Abstract
Prediction of the characteristics of turbulent flow with streamline curvature is of great importance in engineering applications. In this paper, a curvature-corrected filter-based turbulent model is suggested by applying the Spalart-Shur correction term. This new version of the model (FBM-CC) has been tested and verified through two canonical benchmarks with strong streamline curvature: the flow in a two-dimensional U-duct and the free shear flow past NACA0012 airfoil with a round tip.

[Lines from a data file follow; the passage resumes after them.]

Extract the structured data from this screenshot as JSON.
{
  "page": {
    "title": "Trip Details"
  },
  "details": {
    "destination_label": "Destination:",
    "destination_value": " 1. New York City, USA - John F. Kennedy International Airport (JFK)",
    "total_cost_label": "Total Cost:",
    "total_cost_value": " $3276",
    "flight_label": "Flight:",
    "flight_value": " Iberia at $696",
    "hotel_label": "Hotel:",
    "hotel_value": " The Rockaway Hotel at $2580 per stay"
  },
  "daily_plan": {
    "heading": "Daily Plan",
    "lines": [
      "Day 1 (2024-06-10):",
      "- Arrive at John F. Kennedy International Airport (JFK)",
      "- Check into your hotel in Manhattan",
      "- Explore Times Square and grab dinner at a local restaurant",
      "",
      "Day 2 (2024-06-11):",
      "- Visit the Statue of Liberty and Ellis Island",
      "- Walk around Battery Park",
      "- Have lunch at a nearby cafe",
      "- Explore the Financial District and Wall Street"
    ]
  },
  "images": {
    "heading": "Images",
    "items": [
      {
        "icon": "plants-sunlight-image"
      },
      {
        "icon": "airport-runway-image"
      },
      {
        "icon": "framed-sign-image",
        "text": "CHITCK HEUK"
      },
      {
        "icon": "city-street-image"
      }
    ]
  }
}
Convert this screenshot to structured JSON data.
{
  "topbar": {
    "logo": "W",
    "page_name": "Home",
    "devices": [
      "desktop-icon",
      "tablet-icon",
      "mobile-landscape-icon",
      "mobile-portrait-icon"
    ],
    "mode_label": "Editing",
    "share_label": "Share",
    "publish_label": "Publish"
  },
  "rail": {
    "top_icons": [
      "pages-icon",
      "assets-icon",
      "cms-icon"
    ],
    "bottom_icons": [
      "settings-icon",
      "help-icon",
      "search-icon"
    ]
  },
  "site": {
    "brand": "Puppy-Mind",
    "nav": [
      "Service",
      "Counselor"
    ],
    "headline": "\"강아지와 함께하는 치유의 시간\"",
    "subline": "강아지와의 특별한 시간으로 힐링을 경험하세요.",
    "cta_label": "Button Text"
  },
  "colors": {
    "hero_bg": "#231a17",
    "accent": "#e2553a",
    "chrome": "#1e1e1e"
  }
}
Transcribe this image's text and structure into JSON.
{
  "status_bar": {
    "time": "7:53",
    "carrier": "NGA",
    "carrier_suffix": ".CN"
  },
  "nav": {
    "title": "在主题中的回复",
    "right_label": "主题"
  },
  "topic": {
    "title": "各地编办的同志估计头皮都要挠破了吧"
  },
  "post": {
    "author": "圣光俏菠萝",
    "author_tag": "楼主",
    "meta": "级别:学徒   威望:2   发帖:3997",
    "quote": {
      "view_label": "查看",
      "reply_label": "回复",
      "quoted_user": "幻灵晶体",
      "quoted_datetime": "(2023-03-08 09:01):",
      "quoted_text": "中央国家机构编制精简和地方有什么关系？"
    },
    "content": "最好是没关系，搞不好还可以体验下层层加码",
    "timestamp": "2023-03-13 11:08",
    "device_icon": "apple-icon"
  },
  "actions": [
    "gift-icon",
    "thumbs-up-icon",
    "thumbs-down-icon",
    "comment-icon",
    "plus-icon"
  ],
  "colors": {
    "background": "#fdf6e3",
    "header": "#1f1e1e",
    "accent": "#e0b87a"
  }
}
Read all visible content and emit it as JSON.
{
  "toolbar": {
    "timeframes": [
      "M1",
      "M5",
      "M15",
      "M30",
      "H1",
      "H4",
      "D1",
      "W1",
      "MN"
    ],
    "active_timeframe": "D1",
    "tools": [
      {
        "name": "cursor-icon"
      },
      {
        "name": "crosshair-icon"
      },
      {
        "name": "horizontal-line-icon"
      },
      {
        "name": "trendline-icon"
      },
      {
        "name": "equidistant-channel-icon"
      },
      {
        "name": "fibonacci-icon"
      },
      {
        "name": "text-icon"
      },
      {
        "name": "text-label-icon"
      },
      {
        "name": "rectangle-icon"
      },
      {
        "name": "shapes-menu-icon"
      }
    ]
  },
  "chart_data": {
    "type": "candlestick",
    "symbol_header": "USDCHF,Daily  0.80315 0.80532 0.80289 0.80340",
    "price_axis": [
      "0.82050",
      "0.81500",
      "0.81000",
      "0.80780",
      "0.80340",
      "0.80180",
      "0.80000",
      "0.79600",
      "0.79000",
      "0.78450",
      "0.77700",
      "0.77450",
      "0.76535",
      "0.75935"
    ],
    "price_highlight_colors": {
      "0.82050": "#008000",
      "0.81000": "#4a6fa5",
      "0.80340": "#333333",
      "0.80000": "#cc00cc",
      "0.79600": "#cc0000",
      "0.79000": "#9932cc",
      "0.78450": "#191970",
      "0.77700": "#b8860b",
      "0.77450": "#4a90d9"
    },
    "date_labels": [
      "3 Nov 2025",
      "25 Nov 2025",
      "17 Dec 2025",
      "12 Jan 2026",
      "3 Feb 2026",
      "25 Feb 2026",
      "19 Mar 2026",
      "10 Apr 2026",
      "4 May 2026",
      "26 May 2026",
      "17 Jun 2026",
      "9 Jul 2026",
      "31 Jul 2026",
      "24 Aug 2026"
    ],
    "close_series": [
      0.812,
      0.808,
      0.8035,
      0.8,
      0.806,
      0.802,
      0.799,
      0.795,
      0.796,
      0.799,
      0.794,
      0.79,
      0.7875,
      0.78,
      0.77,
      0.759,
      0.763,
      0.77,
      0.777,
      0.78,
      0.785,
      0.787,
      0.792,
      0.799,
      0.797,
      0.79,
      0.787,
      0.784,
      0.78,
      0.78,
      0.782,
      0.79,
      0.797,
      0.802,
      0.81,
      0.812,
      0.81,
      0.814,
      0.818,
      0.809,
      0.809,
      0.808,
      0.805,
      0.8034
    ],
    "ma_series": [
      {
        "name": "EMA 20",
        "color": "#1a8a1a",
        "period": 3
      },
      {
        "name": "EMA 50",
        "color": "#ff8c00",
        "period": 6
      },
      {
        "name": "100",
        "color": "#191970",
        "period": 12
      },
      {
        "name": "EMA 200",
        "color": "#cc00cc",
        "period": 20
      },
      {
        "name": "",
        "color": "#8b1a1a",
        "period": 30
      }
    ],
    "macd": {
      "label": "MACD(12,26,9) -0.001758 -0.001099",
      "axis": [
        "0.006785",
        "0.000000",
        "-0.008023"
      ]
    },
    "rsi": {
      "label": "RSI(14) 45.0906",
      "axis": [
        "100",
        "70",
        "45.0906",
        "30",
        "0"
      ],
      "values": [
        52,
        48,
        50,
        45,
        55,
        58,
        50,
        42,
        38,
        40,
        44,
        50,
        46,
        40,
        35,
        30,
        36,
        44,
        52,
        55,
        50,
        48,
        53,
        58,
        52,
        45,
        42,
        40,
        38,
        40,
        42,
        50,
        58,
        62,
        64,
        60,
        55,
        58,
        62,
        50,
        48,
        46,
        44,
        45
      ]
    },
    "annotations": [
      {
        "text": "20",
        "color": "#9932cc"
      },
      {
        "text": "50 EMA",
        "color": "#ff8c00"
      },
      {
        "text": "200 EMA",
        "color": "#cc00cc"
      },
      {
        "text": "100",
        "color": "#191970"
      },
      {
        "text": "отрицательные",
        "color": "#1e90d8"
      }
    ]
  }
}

Predictions of the FBM-CC model are compared with available experimental data and the corresponding results of the original FBM model. The numerical results show that the FBM-CC model significantly improves the sensitivity to the effect of streamline curvature and the numerical calculation accuracy, in relatively good agreement with the experimental data, which suggests that this proposed model may be employed to simulate the turbulent curved flow in engineering applications.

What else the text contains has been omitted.